Please make this stop.....

Please make this stop.....

Sound familiar?

Yes, that’s the vague one who wants something for nothing, or something a lot cheaper than what you’re willing to do it for. What can you do? Hopefully, common sense dictates that at some point this backwards and forwards volley of frustrating emails will result in a large klaxon going off in your head.

A fair job at a fair price

There has to be a point at when you stop. And rather than waste valuable time continuing to exchange emails with them, and trust me some potential clients will go at this like a dog with a bone, you should say enough is enough. There may be some clients who are used to haggling and bartering in this way, and that’s okay, perhaps in their experience or in their line of business that’s perfectly natural. But, it’s isn’t natural to you, what is natural to you is offering a good job at a fair price, so you can support yourself and your family. You can’t continue with it indefinitely, it’s going nowhere, you have to put a stop to it.

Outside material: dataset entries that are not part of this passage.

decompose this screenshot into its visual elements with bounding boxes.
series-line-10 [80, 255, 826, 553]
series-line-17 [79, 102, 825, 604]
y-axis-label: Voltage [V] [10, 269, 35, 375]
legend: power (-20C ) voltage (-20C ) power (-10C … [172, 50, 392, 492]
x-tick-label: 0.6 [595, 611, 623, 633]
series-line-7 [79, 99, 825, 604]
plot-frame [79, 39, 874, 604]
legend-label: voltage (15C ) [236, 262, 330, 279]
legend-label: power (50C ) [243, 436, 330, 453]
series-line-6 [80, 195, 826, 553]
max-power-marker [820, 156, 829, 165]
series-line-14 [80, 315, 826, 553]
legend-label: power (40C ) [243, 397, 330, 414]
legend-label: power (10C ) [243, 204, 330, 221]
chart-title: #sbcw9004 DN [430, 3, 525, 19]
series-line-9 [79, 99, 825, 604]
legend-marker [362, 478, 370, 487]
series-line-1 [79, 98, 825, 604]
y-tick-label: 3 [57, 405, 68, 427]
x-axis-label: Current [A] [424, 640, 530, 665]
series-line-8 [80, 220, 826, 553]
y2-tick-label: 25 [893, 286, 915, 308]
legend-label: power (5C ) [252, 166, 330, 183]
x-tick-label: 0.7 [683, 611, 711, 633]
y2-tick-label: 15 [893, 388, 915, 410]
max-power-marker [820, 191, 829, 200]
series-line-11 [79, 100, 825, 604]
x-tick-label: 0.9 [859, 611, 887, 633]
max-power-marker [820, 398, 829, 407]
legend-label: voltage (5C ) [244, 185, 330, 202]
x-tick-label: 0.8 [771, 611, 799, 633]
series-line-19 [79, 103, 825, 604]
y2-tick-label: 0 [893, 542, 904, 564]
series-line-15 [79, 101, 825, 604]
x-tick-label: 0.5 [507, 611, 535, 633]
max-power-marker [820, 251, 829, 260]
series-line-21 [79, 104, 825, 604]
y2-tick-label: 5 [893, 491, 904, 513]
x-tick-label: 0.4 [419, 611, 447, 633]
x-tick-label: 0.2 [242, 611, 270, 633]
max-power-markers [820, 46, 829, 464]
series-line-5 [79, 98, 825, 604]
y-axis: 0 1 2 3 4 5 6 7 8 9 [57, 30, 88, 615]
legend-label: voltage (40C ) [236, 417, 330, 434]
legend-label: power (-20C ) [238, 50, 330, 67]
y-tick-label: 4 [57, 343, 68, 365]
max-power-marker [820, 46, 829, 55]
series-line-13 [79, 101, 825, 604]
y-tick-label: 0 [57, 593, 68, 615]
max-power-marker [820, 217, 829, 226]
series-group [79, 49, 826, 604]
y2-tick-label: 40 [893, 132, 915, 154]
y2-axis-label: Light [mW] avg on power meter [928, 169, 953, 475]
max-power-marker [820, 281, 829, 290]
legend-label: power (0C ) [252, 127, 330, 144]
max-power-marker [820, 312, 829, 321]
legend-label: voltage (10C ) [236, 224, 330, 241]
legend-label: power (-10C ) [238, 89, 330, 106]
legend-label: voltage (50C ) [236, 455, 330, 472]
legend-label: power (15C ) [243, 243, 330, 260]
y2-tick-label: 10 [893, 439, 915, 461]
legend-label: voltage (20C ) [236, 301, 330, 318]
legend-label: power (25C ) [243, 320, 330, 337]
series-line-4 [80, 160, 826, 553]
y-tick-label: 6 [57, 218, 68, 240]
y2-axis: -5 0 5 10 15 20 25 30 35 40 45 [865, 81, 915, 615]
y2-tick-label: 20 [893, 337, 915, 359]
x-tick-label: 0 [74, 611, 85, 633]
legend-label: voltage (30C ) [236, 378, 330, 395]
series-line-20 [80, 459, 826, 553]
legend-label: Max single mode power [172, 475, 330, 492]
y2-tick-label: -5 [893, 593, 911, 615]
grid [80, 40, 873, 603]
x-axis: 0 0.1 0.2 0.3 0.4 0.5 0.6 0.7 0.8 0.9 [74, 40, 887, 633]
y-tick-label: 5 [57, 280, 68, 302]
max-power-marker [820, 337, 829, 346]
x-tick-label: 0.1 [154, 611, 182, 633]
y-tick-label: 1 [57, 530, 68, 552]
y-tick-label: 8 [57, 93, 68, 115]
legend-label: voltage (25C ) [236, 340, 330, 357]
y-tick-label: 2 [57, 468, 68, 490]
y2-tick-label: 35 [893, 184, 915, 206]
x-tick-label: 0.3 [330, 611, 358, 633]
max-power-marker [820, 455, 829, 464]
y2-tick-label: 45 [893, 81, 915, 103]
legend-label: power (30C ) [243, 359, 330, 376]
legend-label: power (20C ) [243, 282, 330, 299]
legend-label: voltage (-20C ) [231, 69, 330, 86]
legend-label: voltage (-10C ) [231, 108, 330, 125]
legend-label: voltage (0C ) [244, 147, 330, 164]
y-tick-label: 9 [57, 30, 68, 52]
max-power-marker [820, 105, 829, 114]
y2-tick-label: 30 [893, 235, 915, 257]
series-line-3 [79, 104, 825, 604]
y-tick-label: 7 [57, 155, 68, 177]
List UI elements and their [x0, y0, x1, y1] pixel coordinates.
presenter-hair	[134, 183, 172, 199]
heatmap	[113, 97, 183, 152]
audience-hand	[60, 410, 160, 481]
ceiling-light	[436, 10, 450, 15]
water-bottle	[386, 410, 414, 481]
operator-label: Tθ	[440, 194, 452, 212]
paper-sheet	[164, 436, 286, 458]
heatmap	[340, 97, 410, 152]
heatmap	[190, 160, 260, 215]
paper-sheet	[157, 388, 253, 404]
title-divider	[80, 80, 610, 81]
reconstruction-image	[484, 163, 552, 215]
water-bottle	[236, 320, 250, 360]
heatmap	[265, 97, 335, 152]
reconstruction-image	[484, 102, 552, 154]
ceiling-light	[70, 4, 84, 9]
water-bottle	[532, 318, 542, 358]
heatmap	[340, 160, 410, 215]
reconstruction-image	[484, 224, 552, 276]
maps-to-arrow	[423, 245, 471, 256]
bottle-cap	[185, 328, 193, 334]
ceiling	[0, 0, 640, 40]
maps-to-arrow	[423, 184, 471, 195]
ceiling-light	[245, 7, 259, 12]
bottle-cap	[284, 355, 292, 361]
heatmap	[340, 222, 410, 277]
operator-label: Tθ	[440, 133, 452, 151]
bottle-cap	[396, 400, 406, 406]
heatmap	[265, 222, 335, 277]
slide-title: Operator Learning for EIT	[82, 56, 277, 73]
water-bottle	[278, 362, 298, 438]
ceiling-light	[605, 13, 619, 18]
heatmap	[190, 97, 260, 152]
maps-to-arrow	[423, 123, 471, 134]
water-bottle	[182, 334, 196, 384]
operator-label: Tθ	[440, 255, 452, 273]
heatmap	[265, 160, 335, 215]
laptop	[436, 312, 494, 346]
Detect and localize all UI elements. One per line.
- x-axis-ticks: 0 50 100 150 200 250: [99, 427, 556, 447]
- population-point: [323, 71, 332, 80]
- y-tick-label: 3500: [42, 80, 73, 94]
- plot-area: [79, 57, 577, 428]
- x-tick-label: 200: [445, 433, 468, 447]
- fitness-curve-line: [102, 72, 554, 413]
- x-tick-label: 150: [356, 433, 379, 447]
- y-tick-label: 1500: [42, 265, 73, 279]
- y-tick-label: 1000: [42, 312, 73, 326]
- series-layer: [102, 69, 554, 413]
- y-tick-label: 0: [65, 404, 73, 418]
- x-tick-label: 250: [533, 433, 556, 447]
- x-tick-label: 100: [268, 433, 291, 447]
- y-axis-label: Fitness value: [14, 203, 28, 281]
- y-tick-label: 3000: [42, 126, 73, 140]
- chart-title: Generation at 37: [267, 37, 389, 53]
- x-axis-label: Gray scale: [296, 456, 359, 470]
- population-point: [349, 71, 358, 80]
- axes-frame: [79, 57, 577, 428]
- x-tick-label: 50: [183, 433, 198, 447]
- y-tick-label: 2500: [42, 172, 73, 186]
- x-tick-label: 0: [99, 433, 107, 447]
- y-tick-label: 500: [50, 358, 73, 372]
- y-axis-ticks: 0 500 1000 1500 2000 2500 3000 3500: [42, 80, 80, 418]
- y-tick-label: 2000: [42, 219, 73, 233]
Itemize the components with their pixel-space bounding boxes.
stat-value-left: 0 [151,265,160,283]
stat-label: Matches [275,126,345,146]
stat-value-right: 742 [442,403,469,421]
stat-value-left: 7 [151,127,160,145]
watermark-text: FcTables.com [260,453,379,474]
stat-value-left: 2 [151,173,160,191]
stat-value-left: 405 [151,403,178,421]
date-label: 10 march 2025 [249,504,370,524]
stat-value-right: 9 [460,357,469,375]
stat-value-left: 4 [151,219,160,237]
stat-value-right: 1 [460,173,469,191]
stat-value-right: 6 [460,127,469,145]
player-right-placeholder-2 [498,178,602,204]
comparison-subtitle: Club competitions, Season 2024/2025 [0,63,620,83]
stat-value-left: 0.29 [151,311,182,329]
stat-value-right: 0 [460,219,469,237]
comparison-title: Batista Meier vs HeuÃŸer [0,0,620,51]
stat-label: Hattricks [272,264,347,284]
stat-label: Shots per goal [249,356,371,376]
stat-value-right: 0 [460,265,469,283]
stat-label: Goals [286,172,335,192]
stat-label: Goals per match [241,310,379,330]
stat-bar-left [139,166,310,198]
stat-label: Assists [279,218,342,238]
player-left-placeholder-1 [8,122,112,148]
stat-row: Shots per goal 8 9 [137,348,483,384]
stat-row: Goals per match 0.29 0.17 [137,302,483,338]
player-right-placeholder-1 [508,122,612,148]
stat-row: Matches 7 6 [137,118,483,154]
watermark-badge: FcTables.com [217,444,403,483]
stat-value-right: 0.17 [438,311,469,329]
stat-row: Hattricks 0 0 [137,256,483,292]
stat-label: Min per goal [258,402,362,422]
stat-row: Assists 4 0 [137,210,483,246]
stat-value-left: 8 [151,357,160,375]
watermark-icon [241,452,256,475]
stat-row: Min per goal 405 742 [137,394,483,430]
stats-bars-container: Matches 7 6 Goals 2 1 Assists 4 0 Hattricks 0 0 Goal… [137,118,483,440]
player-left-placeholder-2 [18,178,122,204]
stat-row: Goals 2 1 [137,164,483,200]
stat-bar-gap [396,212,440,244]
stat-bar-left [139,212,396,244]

In the past, I used to continue for far longer than I should have done which left me feeling exasperated and extremely frustrated, but now I know better.

I can't take any more....

I can't take any more....

Be firm

Give them a final quote on a separate document, break it down, show them exactly what they’re getting and why you’re charging this much, and then in the body of your email tell them politely that this is what you charge and that it’s all there in the attachment. If you charge more than the average client, explain why, perhaps you have experience in a specialist area or you’re simply more experienced generally. I don’t charge as much as more seasoned copywriters, but that’s different to just giving the work away for practically nothing. Tell them that if they change their mind and want to do business with you, to get back in touch and then leave it. Don’t answer any more emails, don’t be tempted, let it go. If they sense you’re being firm and you’re not going to budge, they will eventually give up.

When you're at screaming point.....

When you're at screaming point.....

 

Negotiating vs haggling

This is entirely different from a client who genuinely wants to work with you but asks if there might be a discount or a special offer package for a large amount of work, they may mention this at the get-go and you can certainly consider it. I often give discounts on large orders myself, or offer to do a long-term package at a lower price. It’s good to negotiate with clients for a great deal and if they’re happy with your work and the services you provide, they’ll come back. At the end of the day, you develop a sixth sense for it, and there’s a world of difference between negotiating with a client and someone haggling with you and wearing you down till you give in to their way of thinking.

If you’re unsure, walk away, your time is precious and you can’t afford to give work away. There’ll come a point when you recognise The Vague One as soon he/she makes an appearance, leaving you with more time to find the clients who’ll value your work.